Exemple d'utilisation des modes: travail sur le II V I
Sur un II V I (cadence jazz typique): le mouvement principal est II I, relié par un V qui va apporter de la tension. Cette cadence renforce la tonalité (du moment) en disant les 1/2 tons caractéristiques de cette tonalité, et leur mouvement.
en C: Dm7 G7 CM7 dit qu'on a passages des notes C à B et F à E, et ces notes sont l'axe de Dm7 (C,F) et CM7 (B,E) (Ces passages sont importants à faire sentir dans l'impro). L'accord de tension (G7 ou ses remplaçants) comporte le triton B F, qui donne une partie de la tension.
Mais il y a d'autres passages (des petits chemins): on peut passer par les notes A A G (une pour chaque accord, ses notes "cibles" sont reliées dans une phrase), mais c'est un peu mou, ça manque de 1/2 tons pour un Jazzeux (!!!).

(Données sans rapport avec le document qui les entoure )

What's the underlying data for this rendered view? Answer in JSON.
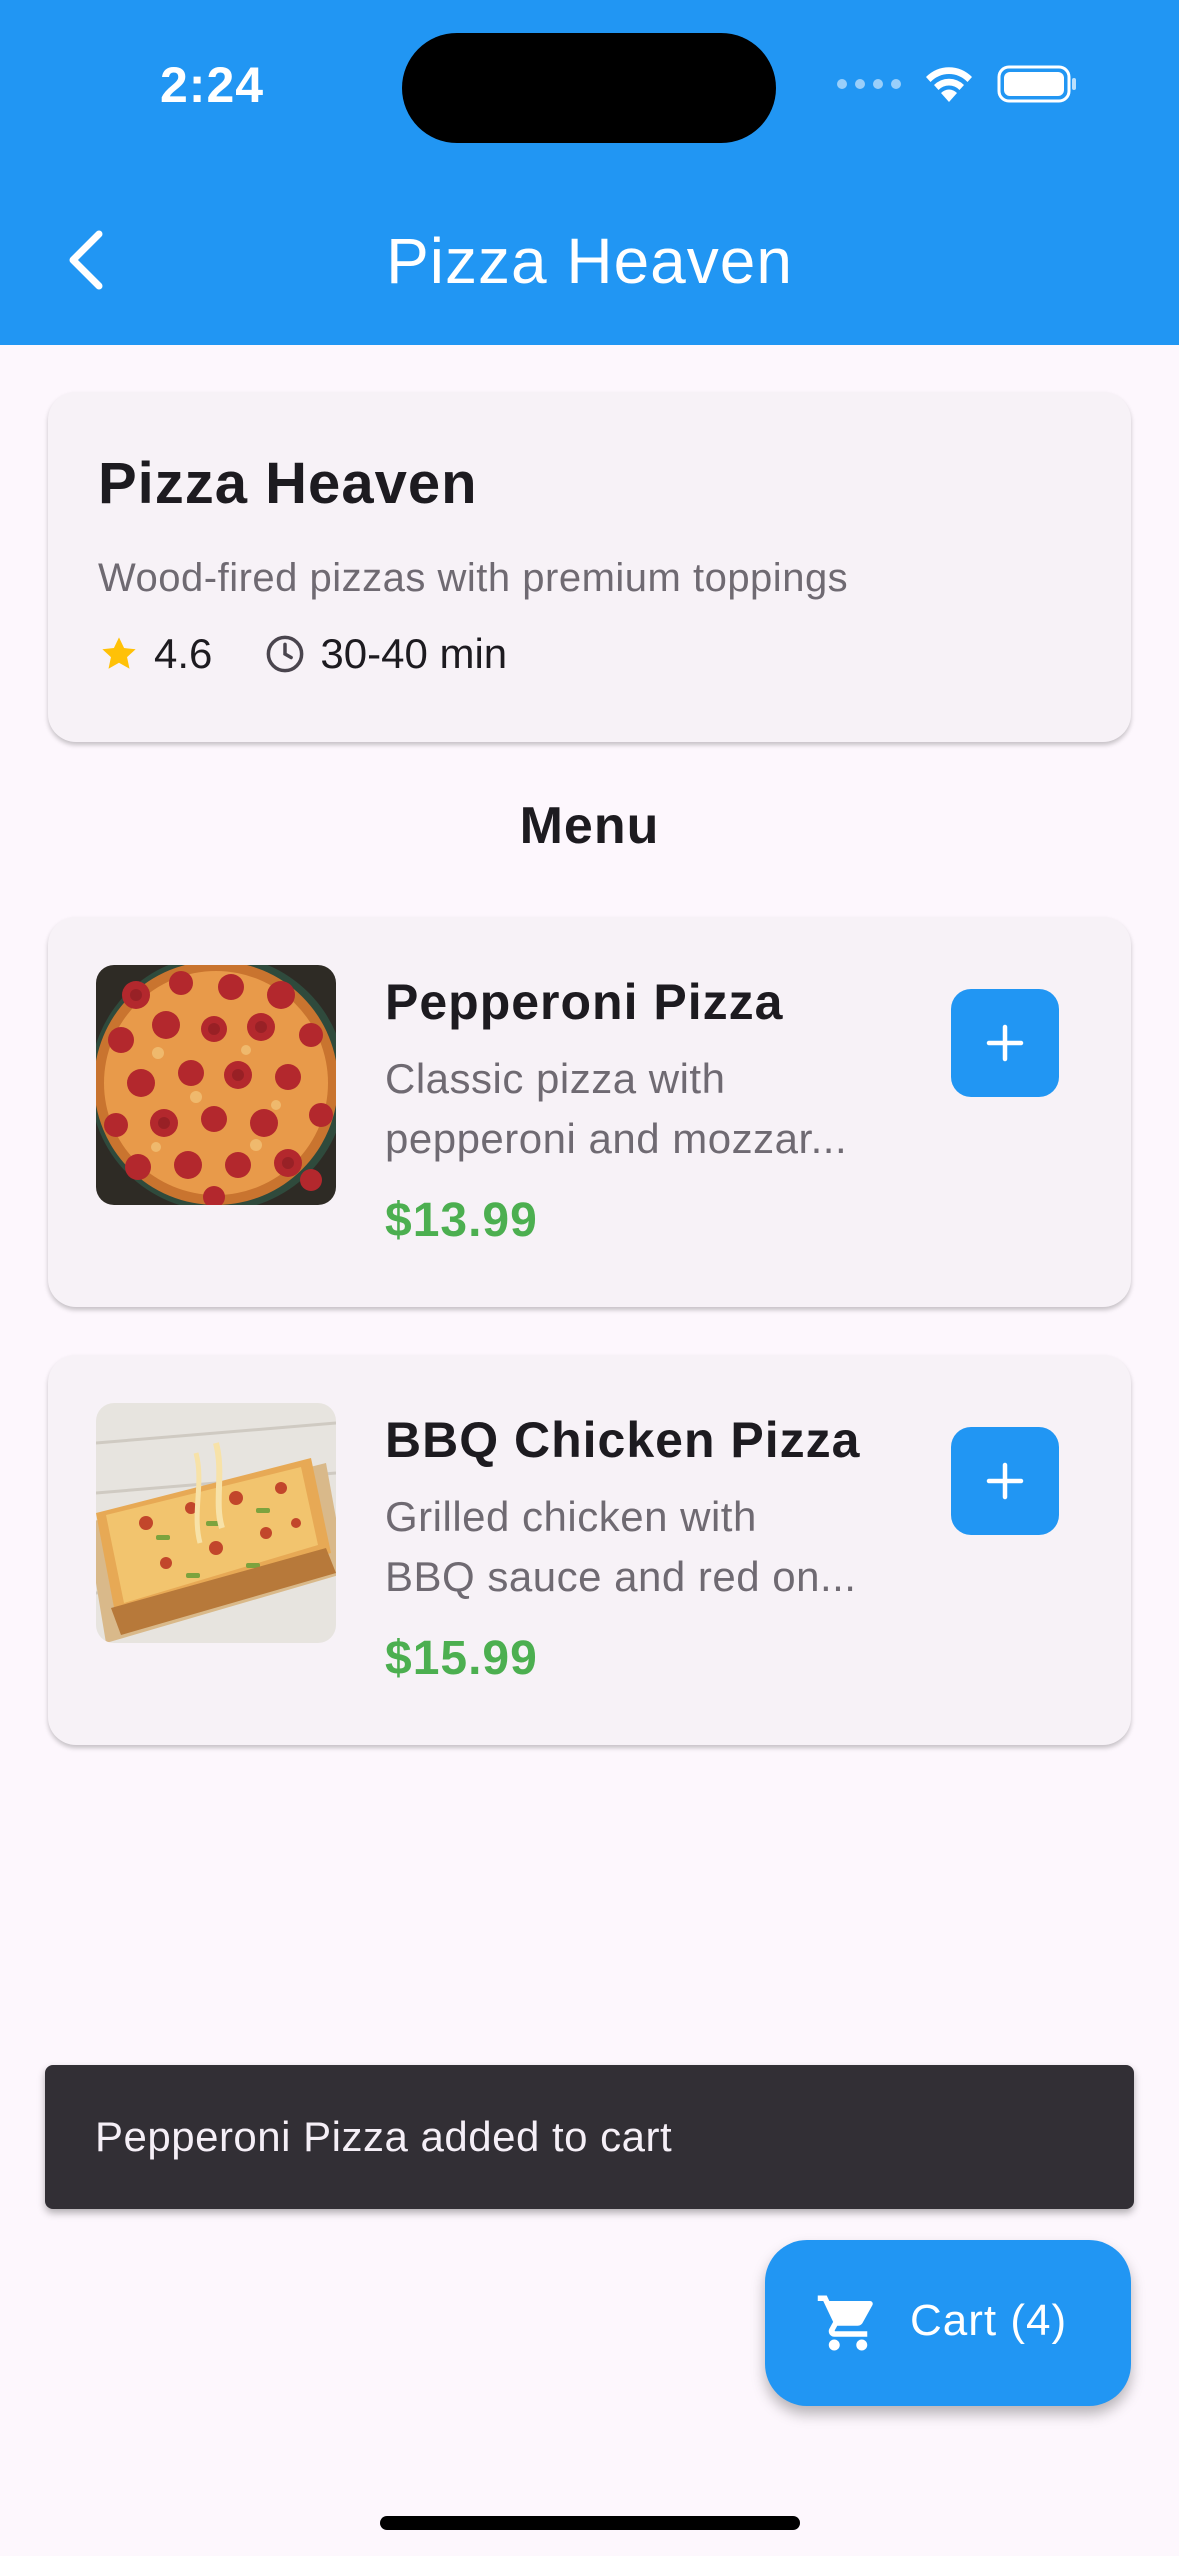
{
  "status_bar": {
    "time": "2:24"
  },
  "header": {
    "title": "Pizza Heaven",
    "back_icon": "chevron-left-icon"
  },
  "restaurant": {
    "name": "Pizza Heaven",
    "description": "Wood-fired pizzas with premium toppings",
    "rating": "4.6",
    "delivery_time": "30-40 min",
    "rating_color": "#FFC107"
  },
  "menu": {
    "heading": "Menu",
    "items": [
      {
        "name": "Pepperoni Pizza",
        "description_lines": [
          "Classic pizza with",
          "pepperoni and mozzar..."
        ],
        "price": "$13.99",
        "add_icon": "plus-icon"
      },
      {
        "name": "BBQ Chicken Pizza",
        "description_lines": [
          "Grilled chicken with",
          "BBQ sauce and red on..."
        ],
        "price": "$15.99",
        "add_icon": "plus-icon"
      }
    ]
  },
  "snackbar": {
    "message": "Pepperoni Pizza added to cart"
  },
  "cart_button": {
    "label": "Cart (4)",
    "icon": "shopping-cart-icon"
  },
  "colors": {
    "primary": "#2196F3",
    "price": "#4CAF50",
    "background": "#FDF7FD",
    "card": "#F7F2F7",
    "snackbar": "#322F35"
  }
}
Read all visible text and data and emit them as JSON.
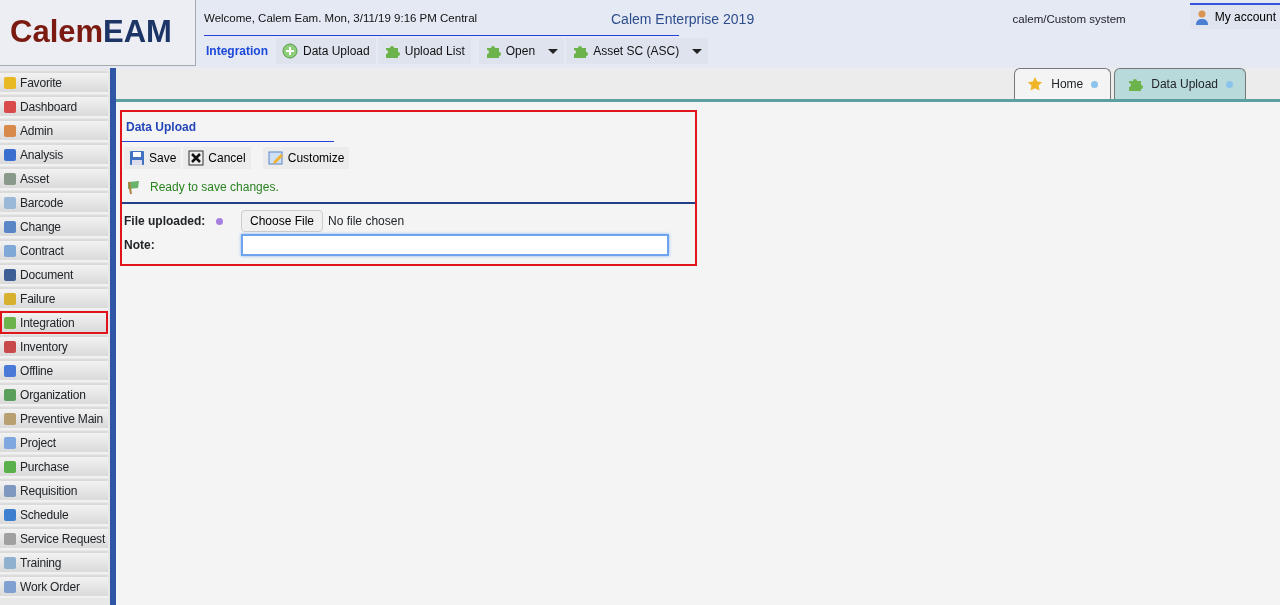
{
  "logo": {
    "part_1": "Calem",
    "part_2": "EAM"
  },
  "header": {
    "welcome": "Welcome, Calem Eam. Mon, 3/11/19 9:16 PM Central",
    "product": "Calem Enterprise 2019",
    "system": "calem/Custom system",
    "account": "My account"
  },
  "toolbar": {
    "module": "Integration",
    "items": [
      {
        "label": "Data Upload",
        "kind": "button"
      },
      {
        "label": "Upload List",
        "kind": "button"
      },
      {
        "label": "Open",
        "kind": "dropdown"
      },
      {
        "label": "Asset SC (ASC)",
        "kind": "dropdown"
      }
    ]
  },
  "sidebar": {
    "items": [
      {
        "label": "Favorite",
        "selected": false
      },
      {
        "label": "Dashboard",
        "selected": false
      },
      {
        "label": "Admin",
        "selected": false
      },
      {
        "label": "Analysis",
        "selected": false
      },
      {
        "label": "Asset",
        "selected": false
      },
      {
        "label": "Barcode",
        "selected": false
      },
      {
        "label": "Change",
        "selected": false
      },
      {
        "label": "Contract",
        "selected": false
      },
      {
        "label": "Document",
        "selected": false
      },
      {
        "label": "Failure",
        "selected": false
      },
      {
        "label": "Integration",
        "selected": true
      },
      {
        "label": "Inventory",
        "selected": false
      },
      {
        "label": "Offline",
        "selected": false
      },
      {
        "label": "Organization",
        "selected": false
      },
      {
        "label": "Preventive Main",
        "selected": false
      },
      {
        "label": "Project",
        "selected": false
      },
      {
        "label": "Purchase",
        "selected": false
      },
      {
        "label": "Requisition",
        "selected": false
      },
      {
        "label": "Schedule",
        "selected": false
      },
      {
        "label": "Service Request",
        "selected": false
      },
      {
        "label": "Training",
        "selected": false
      },
      {
        "label": "Work Order",
        "selected": false
      }
    ]
  },
  "tabs": [
    {
      "label": "Home",
      "selected": false
    },
    {
      "label": "Data Upload",
      "selected": true
    }
  ],
  "form": {
    "title": "Data Upload",
    "highlighted": true,
    "actions": [
      "Save",
      "Cancel",
      "Customize"
    ],
    "status": "Ready to save changes.",
    "fields": [
      {
        "label": "File uploaded:",
        "kind": "file",
        "required": true,
        "button": "Choose File",
        "value": "No file chosen"
      },
      {
        "label": "Note:",
        "kind": "text",
        "focused": true
      }
    ]
  }
}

On a envie de faire A Ab G, donc on altère G7 en G7 b9 !!!
ou bien D D D serait un peu plat (sauf le D sur CM7 qui fait 9e), le jazzman peut préfèrer E Eb D, là on a altéré (et étendu ici) en Dm7 9 , G7 b13 , CM7 9 .
On voit que les modes avec b9 et/ou avec b13 méritent d'être travaillés, engrangés (par ex, car il y a encore d'autres petits passages, des couloirs, des souterrains dans un II V I ... LOL )...
Comme le bassiste adore aussi les 1/2 tons (qui se ressemble s'assemble !!), il aime bien faire comme basses: D Db C, donc le II V I peut devenir Dm7 Db7 CM7. Et ça vaut le coup de comparer et expérimenter les modes altérés sur G7 et Db7 (la fameuse "substitution tritonique", abrégée souvent en "subV") ... C'est une manière de "linéariser la basse" (ça ressemble un peu à l'utilisation des renversements pour les classiques).
En guise conclusion provisoire
Donc le travail "des modes, des gammes d'accords, des extensions et altérations, des passages chromatiques" revient un peu au même, c'est chacun une manière de voir, de globaliser, de sentir... d'engranger dans sa tête, dans ses oreilles et surtout dans son bide ...
Chaque accord, en tonal, n'est pas "un point", mais une "flèche": il vient de quelque part, et va vers quelque part.
La musique est mouvement !.
Pour les modes en musique irlandaise on y reviendra (j'ai quelques éléments, mais en plus court !), car j'ai beaucoup trop abusé de votre patience.
Si vous avez eu le courage de me lire jusque là, c'est que vous allez devenir accro !!!! LOL
ou alors (plus probable !!) que vous allez retourner à votre clavier écoeuré par tant de mots indigestes pour si peu !!!! LOL !!!
Dans les 2 cas vous aurez raison !
Allez je vais prendre une petite bière bien méritée, car j'ai sué ... (difficile de donner pas mal d'infos, sans dériver du sujet !!)